Saúda-se o regresso da luta de classes

Manuel Raposo — 13 Fevereiro 2018

AEgrevePaz social, pôr água na fervura, não ampliar o conflito — todos estes apelos têm servido para tentar acabar com a resistência dos trabalhadores da AutoEuropa à prepotência da administração da empresa. Somaram-se os agoiros de que a Volkswagen se iria embora e deixaria toda a gente no desemprego. Lançou-se o alarme de que o PIB do país viria por aí abaixo. Lamentou-se a falta de um dirigente “com carisma” como António Chora, que conseguiu a proeza de manter sossegados, durante 20 anos, milhares de trabalhadores, à custa de acordos com os patrões da VW sempre acertados à mesa.

O inevitável Carlos Silva, líder da UGT, teve a lata de apontar como origem da actual situação uma “tentativa de assalto ao poder” (visando a CT) por parte de forças não mencionadas, mas que serão a CGTP e o PCP — repetindo aliás o que António Chora disse em entrevista ao Jornal de Negócios em Agosto do ano passado, na véspera da greve dos trabalhadores da AE. Carlos Silva reduziu assim a pó as decisões democráticas dos trabalhadores que, nos últimos meses, sucessivamente, recusaram as propostas da VW, o que mostra bem a natureza e os propósitos do sindicalismo do chefe da UGT.

Não passou pela cabeça deste bancário guindado a líder sindical com o apoio dos seus patrões do BES, nem passou pelas cabeças de todos os demais apóstolos da paz social, que tudo teve origem na administração da VW: no seu propósito de aumentar a exploração dos trabalhadores.
Para toda esta burguesia, os trabalhadores têm de agradecer o trabalho que lhes é “dado” pelo capital. Nunca colocam a coisa ao contrário: o trabalho e o lucro que é dado pelos trabalhadores ao capital.

Se houve quebra da “paz social” foi a VW que a desencadeou, certamente porque achou chegado o momento de pôr fim ao pacto que perdurou 20 anos, calculando que teria condições de dividir os trabalhadores e enfraquecer as suas reclamações. E se há resistência dos trabalhadores é porque eles não querem ser explorados de qualquer maneira e exigem contrapartidas, e para isso recorrem às suas armas de resposta: os plenários, o controlo dos actos dos seus representantes, a recusa de acordos desvantajosos, a greve se for preciso.

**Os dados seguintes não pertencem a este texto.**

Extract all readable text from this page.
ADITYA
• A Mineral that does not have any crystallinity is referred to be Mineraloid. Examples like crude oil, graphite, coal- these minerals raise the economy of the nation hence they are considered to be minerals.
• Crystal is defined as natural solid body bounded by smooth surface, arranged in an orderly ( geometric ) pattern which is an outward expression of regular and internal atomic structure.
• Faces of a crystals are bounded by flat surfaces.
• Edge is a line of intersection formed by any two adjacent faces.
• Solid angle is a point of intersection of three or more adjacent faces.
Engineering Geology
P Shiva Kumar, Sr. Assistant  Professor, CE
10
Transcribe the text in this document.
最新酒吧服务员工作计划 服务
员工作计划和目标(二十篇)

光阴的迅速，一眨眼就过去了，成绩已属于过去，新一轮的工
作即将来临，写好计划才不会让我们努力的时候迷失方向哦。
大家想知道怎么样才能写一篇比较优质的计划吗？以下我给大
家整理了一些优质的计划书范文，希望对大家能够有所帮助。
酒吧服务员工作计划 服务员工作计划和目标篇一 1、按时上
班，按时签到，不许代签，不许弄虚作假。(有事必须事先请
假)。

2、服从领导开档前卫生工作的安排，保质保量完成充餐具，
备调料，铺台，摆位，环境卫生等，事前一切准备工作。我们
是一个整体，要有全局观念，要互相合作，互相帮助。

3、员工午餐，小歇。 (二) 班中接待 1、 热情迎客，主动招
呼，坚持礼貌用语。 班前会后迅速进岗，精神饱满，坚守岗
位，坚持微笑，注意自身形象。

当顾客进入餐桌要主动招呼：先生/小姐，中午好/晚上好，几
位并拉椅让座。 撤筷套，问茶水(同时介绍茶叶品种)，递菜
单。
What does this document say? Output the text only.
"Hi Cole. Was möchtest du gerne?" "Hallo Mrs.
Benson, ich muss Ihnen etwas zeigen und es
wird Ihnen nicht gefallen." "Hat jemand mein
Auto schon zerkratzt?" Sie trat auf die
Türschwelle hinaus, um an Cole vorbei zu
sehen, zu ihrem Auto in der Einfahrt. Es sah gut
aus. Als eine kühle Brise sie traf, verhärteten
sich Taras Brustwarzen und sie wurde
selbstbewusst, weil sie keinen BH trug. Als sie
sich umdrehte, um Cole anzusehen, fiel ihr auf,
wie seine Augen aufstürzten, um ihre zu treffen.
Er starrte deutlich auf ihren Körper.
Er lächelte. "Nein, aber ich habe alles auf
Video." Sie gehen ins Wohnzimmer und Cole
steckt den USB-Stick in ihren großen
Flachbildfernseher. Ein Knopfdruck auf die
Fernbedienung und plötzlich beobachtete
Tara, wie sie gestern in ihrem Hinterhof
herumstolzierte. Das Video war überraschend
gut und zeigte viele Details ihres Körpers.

Chama-se luta de classes.

É este regresso, mesmo tímido, da luta de classes a uma grande empresa que assusta o poder instalado — nos meios patronais, na direita, no governo, no sindicalismo amarelo e reformista. Não só por esta luta em si, mas pelo rastilho que pode representar.
Daí o fogo de barragem alvejando — não os patrões da VW, claro, que o poder considera “no direito” de explorar — mas os trabalhadores, a quem não se reconhece o direito de resistir à exploração sem que se ergam clamores sobre “os riscos” para a “economia nacional”.

Por nossa parte, só temos que saudar a luta dos trabalhadores da AE e desejar que ela sirva de exemplo para muitas outras por todo o país.